Ivan IV le Terrible (1533-1598) est couronné tsar en 1547. Il devient l’unique source du pouvoir, de la loi et de la justice. Il assume la succession de l’empereur byzantin en tant qu’unique souverain chrétien. Pour le moine Philothée de Pskov, Moscou devient la « Troisième Rome ».
Les ateliers du Kremlin tournent à plein régime. Ils travaillent à la gloire du souverain et de l’Eglise. Ainsi de l’iconostase [cloison qui sépare le sanctuaire de la nef] de la cathédrale de Dormitrion.
Les artisans combinent technique occidentale d’esprit Renaissance (émail sur ronde-bosse d’or ou gravure niellée sur fond d’or lisse) et inspiration orientale (arabesques).
Dernier fils d’Ivan le Terrible, Feodor meurt en 1598 sans enfant, inaugurant le « Temps des Troubles » (1598-1613). Jusqu’à l’arrivée au trône du tsar Michel Ier Romanov (1613-1645).
Sous son règne, les ateliers Stroganov prospèrent. Ils ouvrent à Solvytchegodsk un atelier de broderie dont l’âge d’or se situe vers 1650/80. Leur nom est donné à une série de peintures dont le style se distingue par un caractère maniériste, autour de figures fines et fragiles.
L’art du portrait fait son apparition au XVIIe siècle. Les peintres d’icônes du tsar, tels Simon Ouchkov, sont influencés par le naturalisme occidental. Le portrait funéraire du star Feodor III Roumanov (1686) présente à la fois les exigences de l’icône traditionnelle – il est placé sous l’image de la Sainte Face du Christ « non faite de main d’homme », il porte des bottes rouges héritées des empereurs byzantins, l’image est solennelle, accentuée par un format étroit, le nimbe doré, les couleurs saturées, les yeux agrandis. Dans le même temps, les traits du visage, bien que conventionnels sont individualisés par une pose de trois quarts, un regard vif. Surtout, le tsar est représenté sur un fond de collines à l’horizon lointain, dominé par un ciel bleu lumineux.
« Issu des procédés de la peinture occidentale, ce fond donne un sentiment de profondeur et d’espace inhabituel aux icônes et confère une sorte de légèreté émotionnelle à l’image tout entière », analyse L.A. Kornioukova (cf. catalogue expo).
« En réalité, une lente occidentalisation se fait jour. Elle ne touche guère encore que les élites, mais elle s’intéresse presque à tous les domaines de l’Etat. Elle annonce la révolution politique et artistique imposée par Pierre le Grand qui en balaiera jusqu’au reflet », concluent les commissaires de l’exposition. Avec comme symbole fort le transfert de la capitale de Moscou à Saint-Pétersbourg (1712).

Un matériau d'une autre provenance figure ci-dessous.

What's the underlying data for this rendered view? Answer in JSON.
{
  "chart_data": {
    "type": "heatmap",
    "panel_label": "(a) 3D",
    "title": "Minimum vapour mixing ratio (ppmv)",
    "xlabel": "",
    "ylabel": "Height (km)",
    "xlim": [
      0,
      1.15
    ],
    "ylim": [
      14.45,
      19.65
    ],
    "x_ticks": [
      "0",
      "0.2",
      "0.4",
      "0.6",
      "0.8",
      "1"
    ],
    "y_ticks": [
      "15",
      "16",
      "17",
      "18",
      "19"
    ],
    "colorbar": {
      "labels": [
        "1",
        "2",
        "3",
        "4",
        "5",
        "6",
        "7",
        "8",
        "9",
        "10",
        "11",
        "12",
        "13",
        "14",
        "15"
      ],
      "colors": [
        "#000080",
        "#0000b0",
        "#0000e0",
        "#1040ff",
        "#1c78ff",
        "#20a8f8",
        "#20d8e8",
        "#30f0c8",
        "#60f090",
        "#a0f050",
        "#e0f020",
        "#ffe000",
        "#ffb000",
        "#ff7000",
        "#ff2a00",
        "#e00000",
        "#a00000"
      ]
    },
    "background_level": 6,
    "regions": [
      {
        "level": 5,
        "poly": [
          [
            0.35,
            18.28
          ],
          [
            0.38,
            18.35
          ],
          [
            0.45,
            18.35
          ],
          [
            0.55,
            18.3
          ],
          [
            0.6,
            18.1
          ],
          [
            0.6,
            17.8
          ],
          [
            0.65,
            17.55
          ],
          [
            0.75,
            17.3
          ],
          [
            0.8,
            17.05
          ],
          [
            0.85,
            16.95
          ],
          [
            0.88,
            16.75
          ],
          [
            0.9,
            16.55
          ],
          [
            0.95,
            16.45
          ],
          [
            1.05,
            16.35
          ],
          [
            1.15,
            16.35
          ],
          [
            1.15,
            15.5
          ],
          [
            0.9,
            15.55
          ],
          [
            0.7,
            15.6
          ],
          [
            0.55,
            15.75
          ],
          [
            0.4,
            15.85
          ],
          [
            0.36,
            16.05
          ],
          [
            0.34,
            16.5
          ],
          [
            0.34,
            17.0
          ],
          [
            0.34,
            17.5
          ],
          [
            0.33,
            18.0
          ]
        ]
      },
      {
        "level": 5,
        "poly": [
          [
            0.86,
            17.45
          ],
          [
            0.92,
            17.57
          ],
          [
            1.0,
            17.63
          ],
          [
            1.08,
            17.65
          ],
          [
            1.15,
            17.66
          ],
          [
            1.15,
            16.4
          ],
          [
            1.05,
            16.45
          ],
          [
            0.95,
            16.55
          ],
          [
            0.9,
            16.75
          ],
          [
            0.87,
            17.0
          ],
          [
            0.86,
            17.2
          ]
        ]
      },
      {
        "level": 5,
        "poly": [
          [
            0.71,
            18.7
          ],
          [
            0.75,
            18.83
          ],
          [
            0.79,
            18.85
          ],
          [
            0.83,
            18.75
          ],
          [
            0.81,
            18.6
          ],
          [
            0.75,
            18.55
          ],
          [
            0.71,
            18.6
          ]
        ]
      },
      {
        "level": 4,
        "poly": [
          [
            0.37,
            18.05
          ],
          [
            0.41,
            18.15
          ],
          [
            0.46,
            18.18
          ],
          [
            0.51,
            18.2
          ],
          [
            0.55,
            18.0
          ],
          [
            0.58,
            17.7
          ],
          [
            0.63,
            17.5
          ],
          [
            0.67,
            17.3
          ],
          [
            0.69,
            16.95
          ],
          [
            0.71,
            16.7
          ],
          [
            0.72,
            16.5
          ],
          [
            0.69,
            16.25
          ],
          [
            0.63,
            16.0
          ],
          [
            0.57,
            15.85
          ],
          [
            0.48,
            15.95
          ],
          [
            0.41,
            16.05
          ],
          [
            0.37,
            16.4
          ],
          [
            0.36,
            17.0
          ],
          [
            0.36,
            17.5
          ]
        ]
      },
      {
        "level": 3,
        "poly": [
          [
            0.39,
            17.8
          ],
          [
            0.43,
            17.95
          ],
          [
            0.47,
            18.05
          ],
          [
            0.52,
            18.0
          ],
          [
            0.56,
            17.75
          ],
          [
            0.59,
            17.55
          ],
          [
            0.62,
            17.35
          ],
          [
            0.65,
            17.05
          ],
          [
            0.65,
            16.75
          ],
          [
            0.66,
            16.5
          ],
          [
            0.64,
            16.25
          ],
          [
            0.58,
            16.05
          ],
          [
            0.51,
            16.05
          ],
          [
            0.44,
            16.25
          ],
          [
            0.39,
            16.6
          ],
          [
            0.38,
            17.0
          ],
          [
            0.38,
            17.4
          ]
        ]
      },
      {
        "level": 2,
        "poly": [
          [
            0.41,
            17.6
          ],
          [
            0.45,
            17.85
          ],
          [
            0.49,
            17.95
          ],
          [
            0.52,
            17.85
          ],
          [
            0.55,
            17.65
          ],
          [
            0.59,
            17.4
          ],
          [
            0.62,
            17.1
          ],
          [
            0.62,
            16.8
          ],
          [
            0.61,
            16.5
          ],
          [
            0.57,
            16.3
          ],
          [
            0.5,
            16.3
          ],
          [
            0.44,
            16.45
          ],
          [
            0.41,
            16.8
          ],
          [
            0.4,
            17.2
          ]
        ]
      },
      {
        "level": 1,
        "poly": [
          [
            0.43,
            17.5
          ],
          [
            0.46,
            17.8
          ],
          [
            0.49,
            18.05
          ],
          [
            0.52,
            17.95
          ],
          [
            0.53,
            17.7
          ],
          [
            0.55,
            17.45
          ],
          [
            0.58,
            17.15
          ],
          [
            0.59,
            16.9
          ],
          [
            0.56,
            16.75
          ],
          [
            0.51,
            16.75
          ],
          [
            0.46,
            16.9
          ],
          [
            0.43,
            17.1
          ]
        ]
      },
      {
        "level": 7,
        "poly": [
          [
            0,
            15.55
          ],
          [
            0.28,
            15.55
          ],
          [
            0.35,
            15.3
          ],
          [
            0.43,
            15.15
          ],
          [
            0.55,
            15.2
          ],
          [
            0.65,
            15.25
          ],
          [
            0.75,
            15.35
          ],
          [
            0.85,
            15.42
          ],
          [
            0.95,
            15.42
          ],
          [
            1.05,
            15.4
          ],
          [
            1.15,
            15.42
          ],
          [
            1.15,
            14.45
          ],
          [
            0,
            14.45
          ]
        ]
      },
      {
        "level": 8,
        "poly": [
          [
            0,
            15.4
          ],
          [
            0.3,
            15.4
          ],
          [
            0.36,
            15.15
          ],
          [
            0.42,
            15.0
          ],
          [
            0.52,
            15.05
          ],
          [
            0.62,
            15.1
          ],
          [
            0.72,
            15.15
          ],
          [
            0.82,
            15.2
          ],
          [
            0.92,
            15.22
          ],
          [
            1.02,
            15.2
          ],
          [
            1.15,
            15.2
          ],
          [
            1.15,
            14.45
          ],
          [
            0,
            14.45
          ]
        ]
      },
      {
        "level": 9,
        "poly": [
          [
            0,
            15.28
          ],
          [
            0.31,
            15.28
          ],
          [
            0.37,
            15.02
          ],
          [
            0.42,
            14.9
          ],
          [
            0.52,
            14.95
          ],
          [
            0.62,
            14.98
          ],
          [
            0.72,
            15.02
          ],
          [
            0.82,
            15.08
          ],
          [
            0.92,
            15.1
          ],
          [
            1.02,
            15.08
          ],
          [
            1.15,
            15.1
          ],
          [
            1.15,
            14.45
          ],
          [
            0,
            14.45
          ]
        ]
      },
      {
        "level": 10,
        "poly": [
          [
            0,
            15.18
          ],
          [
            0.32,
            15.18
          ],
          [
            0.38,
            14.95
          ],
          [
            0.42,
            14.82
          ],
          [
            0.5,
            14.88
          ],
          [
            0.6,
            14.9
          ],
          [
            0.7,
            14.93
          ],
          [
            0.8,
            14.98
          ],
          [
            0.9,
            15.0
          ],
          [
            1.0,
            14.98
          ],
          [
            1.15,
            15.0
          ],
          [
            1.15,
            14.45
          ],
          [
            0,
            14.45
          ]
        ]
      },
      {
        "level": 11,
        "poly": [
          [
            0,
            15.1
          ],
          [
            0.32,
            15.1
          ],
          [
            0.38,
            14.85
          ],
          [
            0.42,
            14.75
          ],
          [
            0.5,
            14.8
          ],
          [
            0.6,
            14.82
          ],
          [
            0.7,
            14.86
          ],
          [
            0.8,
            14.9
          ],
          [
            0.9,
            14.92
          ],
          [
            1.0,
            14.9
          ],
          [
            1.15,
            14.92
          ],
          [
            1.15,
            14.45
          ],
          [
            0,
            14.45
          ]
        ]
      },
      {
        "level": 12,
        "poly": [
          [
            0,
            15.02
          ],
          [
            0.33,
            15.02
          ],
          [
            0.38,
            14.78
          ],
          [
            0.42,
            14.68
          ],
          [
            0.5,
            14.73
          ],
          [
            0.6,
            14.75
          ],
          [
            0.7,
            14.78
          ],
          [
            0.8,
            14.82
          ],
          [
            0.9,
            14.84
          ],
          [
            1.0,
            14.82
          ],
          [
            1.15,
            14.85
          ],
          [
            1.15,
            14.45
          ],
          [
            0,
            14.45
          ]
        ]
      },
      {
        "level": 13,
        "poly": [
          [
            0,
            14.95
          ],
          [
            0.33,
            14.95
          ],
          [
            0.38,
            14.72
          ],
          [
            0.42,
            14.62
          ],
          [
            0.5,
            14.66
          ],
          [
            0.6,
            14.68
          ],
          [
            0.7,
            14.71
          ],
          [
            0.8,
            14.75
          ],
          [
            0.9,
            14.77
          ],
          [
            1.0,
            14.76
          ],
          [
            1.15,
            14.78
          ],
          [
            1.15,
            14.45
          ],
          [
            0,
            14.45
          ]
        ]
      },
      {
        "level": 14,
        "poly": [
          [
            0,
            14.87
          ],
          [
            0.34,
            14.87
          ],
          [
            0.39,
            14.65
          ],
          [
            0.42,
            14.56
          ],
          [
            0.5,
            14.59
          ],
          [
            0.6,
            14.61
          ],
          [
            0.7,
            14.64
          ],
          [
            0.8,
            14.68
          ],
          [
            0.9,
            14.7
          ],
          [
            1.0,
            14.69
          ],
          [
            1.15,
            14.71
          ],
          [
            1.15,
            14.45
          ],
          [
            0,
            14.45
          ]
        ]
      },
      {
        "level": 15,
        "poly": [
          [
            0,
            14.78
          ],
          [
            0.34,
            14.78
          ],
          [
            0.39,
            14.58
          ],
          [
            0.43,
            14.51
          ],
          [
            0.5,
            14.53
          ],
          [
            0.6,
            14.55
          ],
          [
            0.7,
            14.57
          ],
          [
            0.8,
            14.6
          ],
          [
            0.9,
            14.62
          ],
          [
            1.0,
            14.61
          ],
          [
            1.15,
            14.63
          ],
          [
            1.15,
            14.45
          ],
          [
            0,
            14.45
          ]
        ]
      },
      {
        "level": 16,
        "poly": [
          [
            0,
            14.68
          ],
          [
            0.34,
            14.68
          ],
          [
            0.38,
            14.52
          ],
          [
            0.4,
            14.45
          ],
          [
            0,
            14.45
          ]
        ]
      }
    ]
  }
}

« Sainte Russie » permet d’admirer des oeuvres exceptionnelles. Et je pèse mes mots. L’exposition draine déjà des foules. Pour éviter trop d’attente et avoir un maximum de chance de vous approcher des oeuvres – elles sont accaparées par des grappes de personnes subjuguées qui ne décollent pas des présentoirs! – évitez les mercredis et vendredis après-midi, sans parler des week-ends. Privilégiez les heures d’ouverture ou des repas.
À voir absolument !
1- Une occasion de découvrir des pièces uniques, particulièrement anciennes, qui la plupart sortent pour la première fois du territoire russe. Parmi celles-ci : des calices en or, des colliers en filigrane (notamment le célèbre collier de « barmes » de Riazan – XII e siècle), des icônes sur d’immenses panneaux de bois (Les saints Boris et Gleb – XIV e, l’iconostase du Monastère St. Cyrille du Lac blanc –XV e), des livres anciens ( Le Psautier d’Egbert, manuscrit sur parchemin du X e), des objets religieux ( le fameux «epitaphios » en soie et fils d’or du prince Dimitri Shemiatka ) et l’impressionnante « double porte » en cuivre de la cathédrale de Souzdal.
2- Cette rétrospective exceptionnelle permet de mieux comprendre l’une des formes les plus expressives et les plus originales de la culture russe : l’art de l’icône. On peut y admirer des pièces d’exception : la Vierge de Tolga (fin du XIII e), œuvre qui célèbre l’amour de Marie pour son fils, la Vierge de Vladimir (copie d’une icône apportée de Constantinople à Kiev vers 1130, copie attribuée à Roublev -1395 ou 1408), le Miracle de la Vierge du signe (XV e ), qui relate sur trois niveaux, comme une bande dessinée, la bataille de 1170 des Novgorodiens contre les Souzdaliens. Dans l’icône la Vision d’Euloge (1565-1596) on voit déjà se glisser quelques parentés italiennes, notamment les lignes sinueuses des drapés.
A ce sujet, il est troublant de constater à quel point cette composition rappelle les fresques extérieures des Monastères de Voronet ou de Sucevita (Roumanie).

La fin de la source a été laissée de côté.